Loin des grands centres urbains, l’agonie des « martyrs » de la désindustrialisation

BEAUTOR, 10 décembre 2016 (AFP) – Avec la fermeture de l’usine nourricière de la petite ville de Beautor (Aisne) en Picardie, c’est comme si tout un monde s’écroulait, alimentant la détresse de la maire et la colère des électeurs, parfois tentés par le vote FN à cinq mois de la présidentielle.

« En milieu rural, on est délaissé. Personne ne nous vient en aide », se désespère Nadine Jauret, première magistrate sans étiquette de cette commune de 2700 habitants. « On nous a laissés crever! », peste en écho l’ex-technicien-qualité de chez NLKM, Sébastien Trébinski, 36 ans.

Cette entreprise centenaire de laminage d’acier à froid, fournisseur du marché automobile, propriété d’une multinationale russe aux 55.000 salariés, a fermé ses portes fin septembre, laissant sur le carreau 208 salariés. Motif officiel: « contraintes économique insurmontables ».

Avec 18% de taux de chômage, Beautor, située dans une région déjà frappée de désindustrialisation, éloignée des poumons économiques, se sent déclassée: « Qui voudra de nous alors que personne ne trouve du boulot ici? Surtout à mon âge et avec ma spécialité… », s’interroge Edouard Molina, 56 ans, dont 38 au sein de NLKM.

Derrière ses petites lunettes rondes, l’ancien lamineur garde une rancoeur à l’égard de « ce groupe faisant des milliards de bénéfices mais qui nous traite comme des moins-que-rien ».

En guise de lot de consolation: une prime de 34.000 euros pour chaque ouvrier, supérieure au minimum légal. Mais la majeure partie des ex-salariés ont entamé une procédure aux prud’hommes pour obtenir plus.

– Austérité –

Désormais, tous évitent de passer devant l’usine, car « ça nous fait mal ». Impossible pourtant de manquer la tour qui surplombe les bâtiments abandonnés, visible à des kilomètres à la ronde…

NLKM dominait la commune, mais aussi ses finances: 550.000 euros de rentrées fiscales sur un budget d’environ 4 millions. Grâce à l’usine, Beautor bénéficiait de nombreuses infrastructures – piscine municipale utilisée par une vingtaine de communes voisines, stade avec tribunes, mini-golf, logements communaux… – désormais en sursis.
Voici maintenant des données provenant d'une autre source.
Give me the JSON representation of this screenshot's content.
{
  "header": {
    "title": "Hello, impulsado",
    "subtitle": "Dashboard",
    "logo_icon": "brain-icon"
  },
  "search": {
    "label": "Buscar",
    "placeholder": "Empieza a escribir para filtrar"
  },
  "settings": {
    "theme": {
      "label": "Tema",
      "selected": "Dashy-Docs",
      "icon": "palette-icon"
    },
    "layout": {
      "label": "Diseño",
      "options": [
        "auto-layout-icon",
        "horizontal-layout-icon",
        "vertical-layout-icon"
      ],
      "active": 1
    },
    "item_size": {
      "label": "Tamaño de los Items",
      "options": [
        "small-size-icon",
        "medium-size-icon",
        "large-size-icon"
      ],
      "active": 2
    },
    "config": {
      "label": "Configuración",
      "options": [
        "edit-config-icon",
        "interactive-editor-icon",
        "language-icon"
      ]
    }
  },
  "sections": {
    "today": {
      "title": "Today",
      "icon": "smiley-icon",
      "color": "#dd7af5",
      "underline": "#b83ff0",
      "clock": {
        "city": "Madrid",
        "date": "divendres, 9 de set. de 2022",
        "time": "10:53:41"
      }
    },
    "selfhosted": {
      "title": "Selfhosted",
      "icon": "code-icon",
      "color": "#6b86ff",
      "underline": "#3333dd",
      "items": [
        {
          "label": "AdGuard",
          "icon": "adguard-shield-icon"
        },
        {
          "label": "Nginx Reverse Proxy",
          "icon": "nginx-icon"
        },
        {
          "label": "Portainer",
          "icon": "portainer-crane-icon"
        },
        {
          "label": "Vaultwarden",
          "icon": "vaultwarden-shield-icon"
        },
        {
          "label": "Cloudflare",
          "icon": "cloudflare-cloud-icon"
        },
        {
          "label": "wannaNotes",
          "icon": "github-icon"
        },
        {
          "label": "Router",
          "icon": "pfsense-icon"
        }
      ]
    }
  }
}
« On nous a promis des compensations, mais sans précision. Elles ne seront pas durables, 3 ans maximum, pas à 100% et en plus dégressives », explique la maire. « On sert la vis pour tous les budgets: pas possible d’envisager de nouveaux projets. On ne sait pas trop comment on va gérer… », se désole-t-elle.

La cure d’austérité approche: les départs en retraite du personnel communal ne seront pas remplacés, les subventions associatives rabotées et bientôt l’aide sociale de la ville diminuera.

La maire se veut fataliste: « La ville a une population vieillissante dont les enfants sont partis pour travailler ailleurs. Nous ne sommes plus attractifs… ».

– Rejet de la politique –

Beautor rejoint ainsi la longue liste des communes rurales sinistrées de cette région.

Entre 1965 et 2015, les emplois dans l’industrie en Nord-pas-de-Calais/Picardie ont ainsi dégringolé de 850.000 à moins de 273.000, selon la CCI Nord de France. Avec 129 ouvertures d’établissements industriels pour 224 fermetures depuis 2009, c’est la région la plus touchée de France, après le Grand-Est.

Des difficultés qui se traduisent parfois par un rejet global de la politique.

« Pour la première fois depuis 40 ans, je n’irai pas voter! Ce sont les patrons qui dirigent et les politiques sont à leurs bottes », confie M. Molina qui, en 2012, avait pourtant donné sa voix à François Hollande.

« Qui se soucie des martyrs de la désindustrialisation ? Je n’ai plus confiance dans les politiques », abonde M. Trébinski.

Dépité, Francis Catteaux, 42 ans passés à l’usine, explose: « On va finir par avoir une +France de tourisme+ avec juste des activités de services ».

D’autres, souhaitant rester anonymes, avouent vouloir choisir Marine Le Pen pour « donner un grand coup dans la fourmilière ». Au premier tour des régionales en 2015, le FN avait fait ici 48%, l’abstention atteignant 54%.

Dans leurs discours, la question sociale l’emporte sur la question migratoire, même si certains préconisent « un protectionnisme qui favorise les travailleurs français ».